Just now, Phrynie was entertaining the count. “How delighted you must be that the Bourbons have been restored, and you are back in your ancestral home.”

The count hesitated only a second. “Of course it is good to be home again. My servants, even though I had to be away for years, were nonetheless loyal to me, and I found my affairs in good condition when I returned.”

“I wonder that you did not stay on in England. So many émigrés found London a delight.”

“So they did,” said the count. “I myself found refuge — elsewhere.”

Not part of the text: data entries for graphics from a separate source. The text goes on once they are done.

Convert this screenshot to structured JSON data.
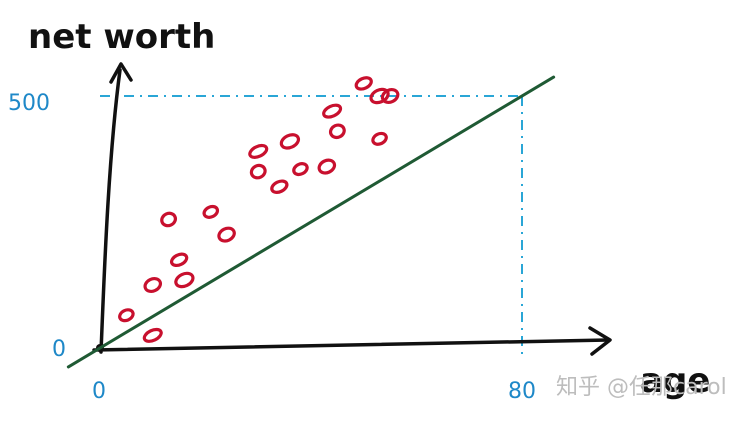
{
  "chart_data": {
    "type": "scatter",
    "xlabel": "age",
    "ylabel": "net worth",
    "x_ticks": [
      "0",
      "80"
    ],
    "y_ticks": [
      "0",
      "500"
    ],
    "xlim": [
      0,
      80
    ],
    "ylim": [
      0,
      500
    ],
    "reference_lines": {
      "x": 80,
      "y": 500
    },
    "trend_line": {
      "x": [
        0,
        80
      ],
      "y": [
        0,
        500
      ]
    },
    "points": [
      {
        "x": 5,
        "y": 65
      },
      {
        "x": 10,
        "y": 125
      },
      {
        "x": 10,
        "y": 25
      },
      {
        "x": 13,
        "y": 255
      },
      {
        "x": 15,
        "y": 175
      },
      {
        "x": 16,
        "y": 135
      },
      {
        "x": 21,
        "y": 270
      },
      {
        "x": 24,
        "y": 225
      },
      {
        "x": 30,
        "y": 390
      },
      {
        "x": 30,
        "y": 350
      },
      {
        "x": 34,
        "y": 320
      },
      {
        "x": 36,
        "y": 410
      },
      {
        "x": 38,
        "y": 355
      },
      {
        "x": 43,
        "y": 360
      },
      {
        "x": 44,
        "y": 470
      },
      {
        "x": 45,
        "y": 430
      },
      {
        "x": 50,
        "y": 525
      },
      {
        "x": 53,
        "y": 500
      },
      {
        "x": 53,
        "y": 415
      },
      {
        "x": 55,
        "y": 500
      }
    ]
  },
  "watermark": {
    "text": "知乎 @任那carol"
  }
}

“Oh?” said Phrynie, inviting him to continue. When he seemed not to wish to relive painful memories, Phrynie, with the tact that was such a large part of her charm, turned the subject deftly. “We were just now in Paris, you know. So many new buildings. I had not seen Paris since I was a very young child, as you know, but my mother spoke of it so many times that I do believe I could have found my way around the city blindfolded. I particularly admired the Rue de Rivoli. The colonnade is so unusual”

“Those are the things the Emperor did for their spectacular value, for display, so to speak. You did not see the covered food markets? Nor realize that the city’s water supply is now adequate?”

“No, I confess we were not shown those amenities. We were there for only a day, however, and I am sure that Lady Westford would have instructed us eventually.”

Amusement gleamed in their host’s pale blue eyes. “Ah, yes, the Lady Westford. One cannot ignore her, however much one might desire to.”

Springing reluctantly to the defense of her countrywoman, Phrynie said, “She was kind enough to take us to the Tuileries. But the court seems very quiet.”

“I imagine,” said the count drily, “that the Princess has much the same sentiments as I. My father as well as hers was caressed by Madame la Guillotine.”